- Born: 31 December 1960 (age 65)

= Md. Nojibur Rahman =

Md. Nojibur Rahman is a retired civil servant and former chairman of the National Board of Revenue. He is the chairman of Capital Market Stabilization Fund. He is the former Principal Secretary of Prime Minister Sheikh Hasina.

==Early life==
Rahman was born on 31 December 1960 in Sunamganj District, East Pakistan, Pakistan. Rahman completed his Bachelor of Social Science and Master of Social Science at the University of Dhaka in 1982 and 1984 respectively. He completed a second Masters at Australian National University in Development Administration in 1999.

==Career==
Rahman joined the admin cadre of the Bangladesh Civil Service in 1982.

From 1991 to 1994, Rahman served at the Embassy of Bangladesh in Vietnam and Myanmar.

From 2009 to 2012, Rahman was the Economic Advisor at the Permanent Mission of Bangladesh to the United Nations.

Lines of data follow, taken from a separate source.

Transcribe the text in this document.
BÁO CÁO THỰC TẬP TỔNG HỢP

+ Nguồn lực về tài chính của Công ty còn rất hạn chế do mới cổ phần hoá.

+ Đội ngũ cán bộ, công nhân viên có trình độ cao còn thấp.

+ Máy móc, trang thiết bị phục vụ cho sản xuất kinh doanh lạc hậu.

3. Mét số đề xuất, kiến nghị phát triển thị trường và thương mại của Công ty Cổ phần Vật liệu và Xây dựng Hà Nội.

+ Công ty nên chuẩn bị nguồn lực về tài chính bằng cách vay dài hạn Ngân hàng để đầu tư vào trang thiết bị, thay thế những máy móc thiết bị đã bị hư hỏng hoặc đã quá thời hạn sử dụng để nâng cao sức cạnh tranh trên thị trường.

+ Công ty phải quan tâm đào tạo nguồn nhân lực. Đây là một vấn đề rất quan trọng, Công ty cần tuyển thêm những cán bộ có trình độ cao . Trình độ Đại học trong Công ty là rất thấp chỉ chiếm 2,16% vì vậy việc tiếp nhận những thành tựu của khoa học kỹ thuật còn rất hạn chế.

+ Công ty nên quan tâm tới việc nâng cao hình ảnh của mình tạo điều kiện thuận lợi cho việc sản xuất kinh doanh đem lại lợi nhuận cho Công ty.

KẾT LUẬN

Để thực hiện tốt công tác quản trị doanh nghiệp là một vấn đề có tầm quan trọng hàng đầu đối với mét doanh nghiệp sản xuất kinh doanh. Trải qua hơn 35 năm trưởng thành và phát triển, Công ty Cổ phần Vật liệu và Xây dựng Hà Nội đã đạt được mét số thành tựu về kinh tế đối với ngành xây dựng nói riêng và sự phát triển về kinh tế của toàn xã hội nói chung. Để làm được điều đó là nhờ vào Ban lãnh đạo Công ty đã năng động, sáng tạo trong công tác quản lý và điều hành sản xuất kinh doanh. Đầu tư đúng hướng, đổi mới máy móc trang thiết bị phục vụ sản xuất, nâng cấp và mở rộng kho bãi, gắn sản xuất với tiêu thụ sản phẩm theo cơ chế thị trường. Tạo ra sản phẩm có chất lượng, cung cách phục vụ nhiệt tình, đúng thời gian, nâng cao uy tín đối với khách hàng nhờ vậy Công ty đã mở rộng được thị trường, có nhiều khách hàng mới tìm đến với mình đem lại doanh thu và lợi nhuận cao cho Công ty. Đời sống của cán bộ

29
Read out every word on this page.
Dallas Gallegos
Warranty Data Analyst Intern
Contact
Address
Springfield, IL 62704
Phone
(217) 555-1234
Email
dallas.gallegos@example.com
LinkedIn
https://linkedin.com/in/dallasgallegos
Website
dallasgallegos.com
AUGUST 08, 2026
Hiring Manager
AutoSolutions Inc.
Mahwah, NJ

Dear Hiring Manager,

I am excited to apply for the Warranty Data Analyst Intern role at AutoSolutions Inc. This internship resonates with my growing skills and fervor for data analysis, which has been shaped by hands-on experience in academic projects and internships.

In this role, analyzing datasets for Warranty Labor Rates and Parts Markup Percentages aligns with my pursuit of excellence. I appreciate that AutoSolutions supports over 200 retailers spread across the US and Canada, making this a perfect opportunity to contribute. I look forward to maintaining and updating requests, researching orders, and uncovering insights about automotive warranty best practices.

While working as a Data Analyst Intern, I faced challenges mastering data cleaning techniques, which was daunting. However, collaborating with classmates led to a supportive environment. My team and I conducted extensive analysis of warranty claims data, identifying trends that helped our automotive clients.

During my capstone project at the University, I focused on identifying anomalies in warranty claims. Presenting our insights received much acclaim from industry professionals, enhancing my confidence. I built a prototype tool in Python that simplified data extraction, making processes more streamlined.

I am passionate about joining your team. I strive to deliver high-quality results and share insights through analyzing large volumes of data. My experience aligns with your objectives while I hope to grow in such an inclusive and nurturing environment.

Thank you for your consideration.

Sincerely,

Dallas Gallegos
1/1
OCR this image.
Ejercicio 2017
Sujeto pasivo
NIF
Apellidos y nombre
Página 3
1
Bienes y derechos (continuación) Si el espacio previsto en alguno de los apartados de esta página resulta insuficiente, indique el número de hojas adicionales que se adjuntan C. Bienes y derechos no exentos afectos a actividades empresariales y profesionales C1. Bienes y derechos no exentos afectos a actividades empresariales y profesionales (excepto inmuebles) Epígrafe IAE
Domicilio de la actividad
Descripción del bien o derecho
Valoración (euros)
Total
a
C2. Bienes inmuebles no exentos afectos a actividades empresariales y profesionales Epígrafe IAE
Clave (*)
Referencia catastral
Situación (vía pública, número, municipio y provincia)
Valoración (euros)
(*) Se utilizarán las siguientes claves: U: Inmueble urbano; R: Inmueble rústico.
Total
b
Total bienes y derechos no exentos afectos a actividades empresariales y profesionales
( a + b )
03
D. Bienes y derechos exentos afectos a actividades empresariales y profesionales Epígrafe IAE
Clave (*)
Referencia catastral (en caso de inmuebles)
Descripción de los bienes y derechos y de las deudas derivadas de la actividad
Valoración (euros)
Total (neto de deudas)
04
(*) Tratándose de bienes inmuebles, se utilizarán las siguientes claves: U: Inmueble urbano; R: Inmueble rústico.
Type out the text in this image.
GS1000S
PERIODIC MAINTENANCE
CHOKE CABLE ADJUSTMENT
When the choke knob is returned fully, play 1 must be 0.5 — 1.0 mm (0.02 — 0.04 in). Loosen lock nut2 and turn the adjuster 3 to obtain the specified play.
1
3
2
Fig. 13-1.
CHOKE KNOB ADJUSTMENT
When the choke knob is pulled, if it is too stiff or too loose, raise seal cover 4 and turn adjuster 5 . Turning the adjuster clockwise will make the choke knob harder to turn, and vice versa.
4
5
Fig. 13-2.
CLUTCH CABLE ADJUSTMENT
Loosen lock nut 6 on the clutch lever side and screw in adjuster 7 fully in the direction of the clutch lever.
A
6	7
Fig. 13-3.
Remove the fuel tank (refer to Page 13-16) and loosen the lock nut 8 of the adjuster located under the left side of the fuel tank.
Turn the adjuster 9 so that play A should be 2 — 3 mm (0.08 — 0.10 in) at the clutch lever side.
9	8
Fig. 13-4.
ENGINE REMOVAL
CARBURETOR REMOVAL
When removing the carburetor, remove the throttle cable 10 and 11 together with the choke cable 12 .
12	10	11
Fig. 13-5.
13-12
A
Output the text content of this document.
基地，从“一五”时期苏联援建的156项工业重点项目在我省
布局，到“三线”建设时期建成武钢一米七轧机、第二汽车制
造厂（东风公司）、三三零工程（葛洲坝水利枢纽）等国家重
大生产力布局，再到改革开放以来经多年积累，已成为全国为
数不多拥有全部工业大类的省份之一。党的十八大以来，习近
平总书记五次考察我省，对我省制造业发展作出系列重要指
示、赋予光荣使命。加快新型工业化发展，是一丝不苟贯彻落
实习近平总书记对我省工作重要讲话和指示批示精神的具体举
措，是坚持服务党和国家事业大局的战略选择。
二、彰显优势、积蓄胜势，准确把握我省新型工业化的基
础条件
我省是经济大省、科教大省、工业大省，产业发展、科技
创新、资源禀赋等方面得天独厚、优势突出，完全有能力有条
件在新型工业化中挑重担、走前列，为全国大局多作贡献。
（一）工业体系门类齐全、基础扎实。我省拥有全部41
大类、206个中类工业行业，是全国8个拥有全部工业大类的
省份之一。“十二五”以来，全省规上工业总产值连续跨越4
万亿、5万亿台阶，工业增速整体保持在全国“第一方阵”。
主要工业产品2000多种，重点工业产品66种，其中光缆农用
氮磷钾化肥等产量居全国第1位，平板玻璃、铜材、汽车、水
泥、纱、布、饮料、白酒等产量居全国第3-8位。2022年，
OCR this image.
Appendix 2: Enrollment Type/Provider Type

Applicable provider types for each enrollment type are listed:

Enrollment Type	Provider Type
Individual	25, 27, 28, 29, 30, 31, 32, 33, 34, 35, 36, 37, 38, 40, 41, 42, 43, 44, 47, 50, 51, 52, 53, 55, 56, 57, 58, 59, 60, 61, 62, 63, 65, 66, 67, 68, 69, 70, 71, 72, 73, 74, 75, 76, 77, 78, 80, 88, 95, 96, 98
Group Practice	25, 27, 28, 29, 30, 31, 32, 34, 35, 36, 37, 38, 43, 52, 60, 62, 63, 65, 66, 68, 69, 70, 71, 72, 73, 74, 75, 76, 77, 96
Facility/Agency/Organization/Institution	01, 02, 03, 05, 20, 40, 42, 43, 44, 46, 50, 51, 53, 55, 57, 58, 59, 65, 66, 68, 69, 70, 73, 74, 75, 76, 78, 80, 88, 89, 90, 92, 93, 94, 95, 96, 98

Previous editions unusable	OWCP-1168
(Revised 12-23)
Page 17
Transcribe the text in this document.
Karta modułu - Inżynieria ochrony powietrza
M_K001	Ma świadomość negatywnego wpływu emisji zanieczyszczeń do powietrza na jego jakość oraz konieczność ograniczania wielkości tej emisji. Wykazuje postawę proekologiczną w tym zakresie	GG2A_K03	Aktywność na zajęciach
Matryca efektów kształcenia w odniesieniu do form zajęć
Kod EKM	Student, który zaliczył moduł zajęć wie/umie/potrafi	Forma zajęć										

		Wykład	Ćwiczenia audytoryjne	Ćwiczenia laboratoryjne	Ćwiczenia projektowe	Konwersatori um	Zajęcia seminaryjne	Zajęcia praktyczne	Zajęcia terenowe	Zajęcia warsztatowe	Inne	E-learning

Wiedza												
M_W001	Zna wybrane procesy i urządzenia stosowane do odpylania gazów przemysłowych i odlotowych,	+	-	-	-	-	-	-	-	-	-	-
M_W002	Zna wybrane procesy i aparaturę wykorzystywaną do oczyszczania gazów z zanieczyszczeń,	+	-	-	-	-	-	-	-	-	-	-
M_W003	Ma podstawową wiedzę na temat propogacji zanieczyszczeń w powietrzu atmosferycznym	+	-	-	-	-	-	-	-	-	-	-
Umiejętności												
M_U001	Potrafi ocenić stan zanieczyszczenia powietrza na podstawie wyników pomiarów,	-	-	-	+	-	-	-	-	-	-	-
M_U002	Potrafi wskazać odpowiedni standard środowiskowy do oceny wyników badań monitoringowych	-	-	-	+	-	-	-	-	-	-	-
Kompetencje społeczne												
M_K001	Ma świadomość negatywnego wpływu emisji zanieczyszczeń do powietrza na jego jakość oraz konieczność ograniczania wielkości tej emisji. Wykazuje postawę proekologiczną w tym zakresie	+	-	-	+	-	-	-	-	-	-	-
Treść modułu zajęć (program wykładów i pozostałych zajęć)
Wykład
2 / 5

Rahman was the secretary of the Statistics and Informatics Division at the Ministry of Planning from 2012 to 2014. He was the secretary of the Ministry of Environment, Forests and Climate Change.

From 12 January 2015 to 31 December 2017, Rahman was the chairman of the National Board of Revenue. He was succeeded by Md. Mosharraf Hossain Bhuiyan. He accused businessmen in Bangladesh of dodging taxes using bonded warehouses. He was appointed Principal Secretary to the Prime Minister Sheikh Hasina. He replaced Kamal Abdul Naser Chowdhury.

Rahman is an advisory board member of Cosmos Foundation. He was arrested after the fall of the Prime Minister Sheikh Hasina led Awami League government in mass protests. Talebur Rahman, Deputy Commissioner of the Dhaka Metropolitan Police, could not tell the media under which case or charge he had been detained. He and Md Aminul Islam Khan, former senior secretary of the Ministry of Home Affairs, were sent to jail in a case filed over the death of Shamim, a leader of Jubo Dal, in a clash between police and supporters of Awami League and the Bangladesh Nationalist Party in Dhaka on 28 October 2023.